Saying goodbye to Micron was a tough decision. I was restarting my career as a design engineer, essentially discarding the headstart and promotions I would have enjoyed had I stayed in verification. Imagination Technologies had already worked on an in-order CPU core, that they were trying to expand into a ASIL-D certified processor. The weight of responsibility is crazy. You certainly don’t want the processor to delay triggering the Collision Avoidance System (CAS) because it was busy blinking the lights for the lane-assist.

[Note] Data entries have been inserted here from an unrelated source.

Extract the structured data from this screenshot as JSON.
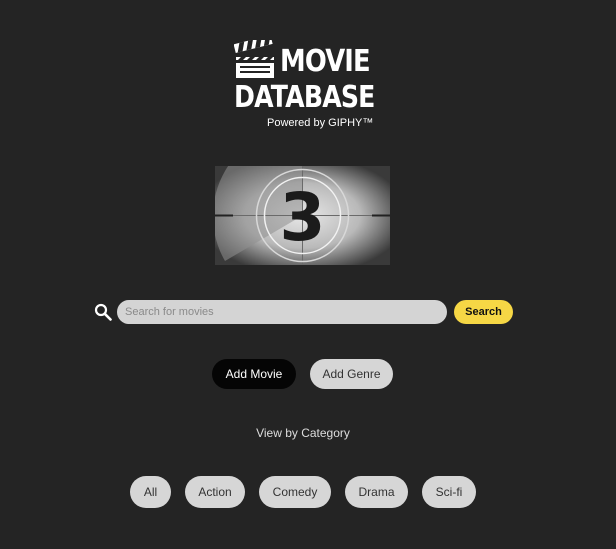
{
  "logo": {
    "line1": "MOVIE",
    "line2": "DATABASE",
    "powered_by": "Powered by GIPHY™",
    "icon": "clapperboard-icon"
  },
  "countdown": {
    "number": "3"
  },
  "search": {
    "placeholder": "Search for movies",
    "value": "",
    "button_label": "Search",
    "icon": "search-icon"
  },
  "actions": {
    "add_movie": "Add Movie",
    "add_genre": "Add Genre"
  },
  "category": {
    "label": "View by Category",
    "items": [
      "All",
      "Action",
      "Comedy",
      "Drama",
      "Sci-fi"
    ]
  },
  "colors": {
    "background": "#242424",
    "accent": "#f6d745",
    "pill_light": "#d6d6d6",
    "pill_dark": "#050505"
  }
}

Linting and CDC is mostly what was on my plate, and I kept feeling that there was so much more I wanted to explore. Linting would never give me that experience, and a choked hierarchy would never offer me anything other than linting (atleast in the then-foreseeable future).



HiAccel

HiAccel works on a breadth of topics related to computer engineering - HPC accelerators, novel architectures, and compiler support for the same. I am glad to be working with brilliant, clever colleagues who share my interests and frustrations.\

I moved to Vancouver in Fall 2023, and what a pretty place this is!
The air is cleaning out my lungs as quickly as the expenses are clearing out my wallet. It is fun to return to student life. But let me not romanticise it for you. In another universe, I probably wouldn’t have liked the change in lifestyle. This type of a lifestyle change is quite subjective and is only for the brave at heart.
I prefer to believe I am ദ്ദി ༎ຶ‿༎ຶ )
hehe.

I often wonder where I will fit better - academia or corporate.
I don’t know, honestly. All I know is that I am trying to follow Calvin’s advice.

CalvinHobbesRightPlaceRightTime

What else can I expect myself to do, anyway?